Once again VulDB remains the best source for vulnerability data.
Analysis
by VulDB Data Team • 12/18/2025
The CVE-2025-58892 vulnerability represents a critical PHP Remote File Inclusion flaw that specifically targets the AncoraThemes Tourimo tourimo plugin. This vulnerability falls under the broader category of improper control of filename for include/require statements, which is classified as CWE-98 in the Common Weakness Enumeration catalog. The vulnerability allows attackers to manipulate the include/require functionality within the PHP application, potentially enabling arbitrary code execution through local file inclusion attacks.
The technical implementation of this vulnerability occurs when the tourimo plugin fails to properly validate or sanitize user-supplied input that is used in include/require statements. When an attacker can control the filename parameter passed to these PHP functions, they can manipulate the execution flow to include arbitrary local files or potentially remote files. This weakness exists in the plugin version range from unspecified initial versions through version 1.2.3, indicating that the vulnerability has been present for some time and affects a wide range of installations. The flaw directly enables PHP Local File Inclusion (LFI) attacks, which can be leveraged to execute malicious code on the affected server.
The operational impact of this vulnerability is severe for any website running the affected tourimo plugin. Attackers can exploit this weakness to read arbitrary files on the server, potentially accessing sensitive configuration files, database credentials, or other confidential information. In more advanced exploitation scenarios, this vulnerability can lead to full system compromise through remote code execution, allowing attackers to establish persistent backdoors, exfiltrate data, or use the compromised server for further attacks. The vulnerability affects not only the immediate plugin functionality but can also potentially provide attackers with access to the entire web application stack and underlying server infrastructure.

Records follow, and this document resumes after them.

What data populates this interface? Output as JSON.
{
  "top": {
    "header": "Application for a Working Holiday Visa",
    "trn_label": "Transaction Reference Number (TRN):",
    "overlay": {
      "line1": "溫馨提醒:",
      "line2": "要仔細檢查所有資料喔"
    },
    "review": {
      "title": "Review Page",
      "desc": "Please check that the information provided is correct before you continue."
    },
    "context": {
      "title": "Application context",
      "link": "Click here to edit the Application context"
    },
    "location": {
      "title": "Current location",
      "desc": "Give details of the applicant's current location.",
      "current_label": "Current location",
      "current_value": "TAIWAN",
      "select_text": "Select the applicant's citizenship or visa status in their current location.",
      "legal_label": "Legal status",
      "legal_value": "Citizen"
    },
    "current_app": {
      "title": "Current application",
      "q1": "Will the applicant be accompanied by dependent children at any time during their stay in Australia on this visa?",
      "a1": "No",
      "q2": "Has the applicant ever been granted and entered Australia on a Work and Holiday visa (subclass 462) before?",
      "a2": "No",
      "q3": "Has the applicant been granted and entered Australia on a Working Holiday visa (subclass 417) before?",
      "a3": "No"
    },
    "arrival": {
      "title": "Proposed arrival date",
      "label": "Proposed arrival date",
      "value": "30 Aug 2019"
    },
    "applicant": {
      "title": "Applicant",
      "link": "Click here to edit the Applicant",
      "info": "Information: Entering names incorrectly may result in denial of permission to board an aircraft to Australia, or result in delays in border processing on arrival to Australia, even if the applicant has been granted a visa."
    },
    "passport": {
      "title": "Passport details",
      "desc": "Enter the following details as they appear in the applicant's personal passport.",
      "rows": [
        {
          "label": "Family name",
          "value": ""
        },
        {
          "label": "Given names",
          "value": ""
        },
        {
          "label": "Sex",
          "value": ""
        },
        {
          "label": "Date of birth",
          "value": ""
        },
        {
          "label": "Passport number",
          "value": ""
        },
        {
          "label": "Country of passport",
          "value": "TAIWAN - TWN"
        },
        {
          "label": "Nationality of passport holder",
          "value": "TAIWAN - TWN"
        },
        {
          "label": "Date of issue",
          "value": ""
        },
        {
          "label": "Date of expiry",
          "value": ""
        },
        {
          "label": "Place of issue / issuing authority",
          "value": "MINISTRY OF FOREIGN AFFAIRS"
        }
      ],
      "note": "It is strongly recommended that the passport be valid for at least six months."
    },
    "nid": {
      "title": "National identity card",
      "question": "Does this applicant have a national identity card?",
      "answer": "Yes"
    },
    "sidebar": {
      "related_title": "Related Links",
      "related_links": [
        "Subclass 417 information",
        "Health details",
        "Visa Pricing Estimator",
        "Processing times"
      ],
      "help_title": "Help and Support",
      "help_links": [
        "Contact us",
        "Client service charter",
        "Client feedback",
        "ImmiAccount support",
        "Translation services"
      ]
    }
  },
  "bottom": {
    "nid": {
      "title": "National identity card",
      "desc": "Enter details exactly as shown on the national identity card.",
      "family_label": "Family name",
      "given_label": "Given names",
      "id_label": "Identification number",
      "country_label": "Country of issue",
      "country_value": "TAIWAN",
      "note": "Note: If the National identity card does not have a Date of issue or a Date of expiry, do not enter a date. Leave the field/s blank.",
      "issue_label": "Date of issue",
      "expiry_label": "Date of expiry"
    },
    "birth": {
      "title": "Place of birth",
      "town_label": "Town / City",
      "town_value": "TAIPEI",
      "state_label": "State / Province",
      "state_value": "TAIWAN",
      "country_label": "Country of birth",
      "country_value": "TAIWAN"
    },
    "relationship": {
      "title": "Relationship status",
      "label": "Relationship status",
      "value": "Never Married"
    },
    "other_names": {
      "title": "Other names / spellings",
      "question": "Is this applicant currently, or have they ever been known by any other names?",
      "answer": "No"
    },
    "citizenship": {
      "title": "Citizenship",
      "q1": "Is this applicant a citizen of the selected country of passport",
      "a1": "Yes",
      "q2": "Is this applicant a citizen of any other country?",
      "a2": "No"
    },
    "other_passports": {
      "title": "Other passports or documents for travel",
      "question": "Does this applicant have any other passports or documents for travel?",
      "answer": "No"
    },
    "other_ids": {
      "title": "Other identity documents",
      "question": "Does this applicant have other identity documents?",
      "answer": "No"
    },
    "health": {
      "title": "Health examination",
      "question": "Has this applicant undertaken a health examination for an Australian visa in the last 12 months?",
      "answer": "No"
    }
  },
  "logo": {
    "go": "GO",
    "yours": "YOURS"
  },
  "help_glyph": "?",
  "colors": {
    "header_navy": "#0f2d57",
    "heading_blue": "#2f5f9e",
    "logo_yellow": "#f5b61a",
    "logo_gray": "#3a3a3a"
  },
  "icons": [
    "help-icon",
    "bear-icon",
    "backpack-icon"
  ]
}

Mitigation strategies for CVE-2025-58892 should prioritize immediate patching of the tourimo plugin to the latest available version that addresses this vulnerability. System administrators should implement proper input validation and sanitization measures to ensure that any user-supplied input used in include/require statements is properly validated and restricted. The principle of least privilege should be enforced by configuring PHP with appropriate security settings that prevent remote file inclusion attacks. Additionally, implementing web application firewalls and intrusion detection systems can help monitor for exploitation attempts. Organizations should also conduct thorough security assessments of their web applications and ensure that all third-party plugins and themes are regularly updated and vetted for security vulnerabilities. This vulnerability aligns with ATT&CK technique T1190 for exploitation of remote services and T1078 for valid accounts, as attackers may leverage this vulnerability to establish persistent access to compromised systems.